Re: Sealing The Dome
- To: domesteading at sculptors dot com
- Subject: Re: Sealing The Dome
- From: RoConroy at aol dot com
- Date: Thu, 30 Jul 1998 15:02:12 EDT
In a message dated 98-07-30 12:46:24 EDT, Malcom you quoted:
<< We've had a number of folks use the elastomeric roofing on domes. The
experience has almost universally been that it costs twice as much as a
comp roof and lasts half as long (hardly a ringing endorsement). A
good, professionally installed, comp roof remains the most reliable and
cost efficient system, although it is certainly possible for individuals
to install this well themselves. >>
I have personally roofed at least 6 conventional houses with 3 tab
conventional roofing. It is hard, demanding work in the best of
circumstances. It has much going for it in terms of longevity if properly
done. In most of the roofs that I have done, I have found that the original
roofer had taken shortcuts which resulted in small leaks which caused unseen
damage and caused the roofs to be replaced before their time.
Whether you have a traditional house or a dome, it has to be roofed correctly.
The problem with a dome, is that there are generally more places to mess up
than with a simple type conventional.
As far as overall cost, the elastomeric is cheaper if you do it yourself.

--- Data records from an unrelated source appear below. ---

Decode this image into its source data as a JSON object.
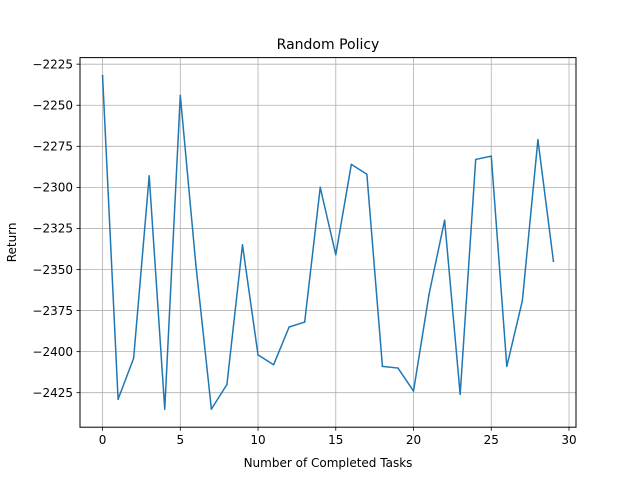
{
  "chart_data": {
    "type": "line",
    "title": "Random Policy",
    "xlabel": "Number of Completed Tasks",
    "ylabel": "Return",
    "xlim": [
      -1.45,
      30.45
    ],
    "ylim": [
      -2446,
      -2221
    ],
    "xticks": [
      0,
      5,
      10,
      15,
      20,
      25,
      30
    ],
    "yticks": [
      -2425,
      -2400,
      -2375,
      -2350,
      -2325,
      -2300,
      -2275,
      -2250,
      -2225
    ],
    "grid": true,
    "legend": false,
    "series": [
      {
        "color": "#1f77b4",
        "x": [
          0,
          1,
          2,
          3,
          4,
          5,
          6,
          7,
          8,
          9,
          10,
          11,
          12,
          13,
          14,
          15,
          16,
          17,
          18,
          19,
          20,
          21,
          22,
          23,
          24,
          25,
          26,
          27,
          28,
          29
        ],
        "y": [
          -2232,
          -2429,
          -2404,
          -2293,
          -2435,
          -2244,
          -2347,
          -2435,
          -2420,
          -2335,
          -2402,
          -2408,
          -2385,
          -2382,
          -2300,
          -2341,
          -2286,
          -2292,
          -2409,
          -2410,
          -2424,
          -2365,
          -2320,
          -2426,
          -2283,
          -2281,
          -2409,
          -2369,
          -2271,
          -2345
        ]
      }
    ]
  }
}
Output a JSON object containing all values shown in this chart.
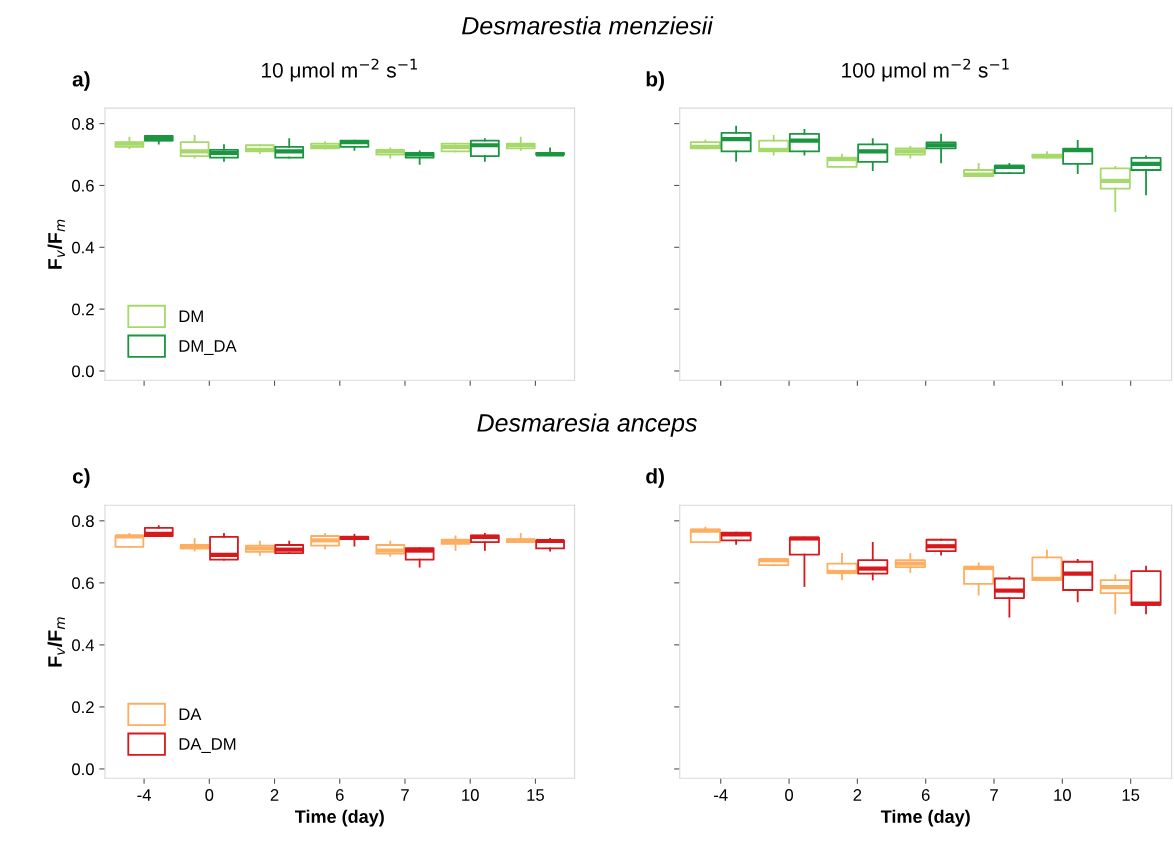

You can use a long handle roller to give the whole thing a single coat,
including kneewall, in less than 2 hours. I bought my elastomeric on sale
for $72.00/ 5 gallon bucket. You should be able to buy it full price for less
than $120/ 5 gallon bucket. A 5 gallon bucket should give a 24' dome a single
coat. You will need around 4 coats, depending on how thick you apply it. You
will also need 1 coat of primer. The cost for conventional 3 tab roofing will
run a little less. The difference is that you need someone schooling you in 3
tab roofing or you need to hire someone to do it. If your roofer has been
around the block, he will charge you an arm and a leg to roof your dome with
conventional 3 tab.
I don't recommend elastomeric for a house simply because it has such a
short warrantee. But for a workshop or storage building, simply take 2 hours
and recoat the structure every so many years. My workshop is tinted with a
very very light salmon type coloring. You can change the tint every time you
recoat. I suggest that for the first year that anyone paint their dome white,
because the caulk is white, and you can do any repairs without them showing.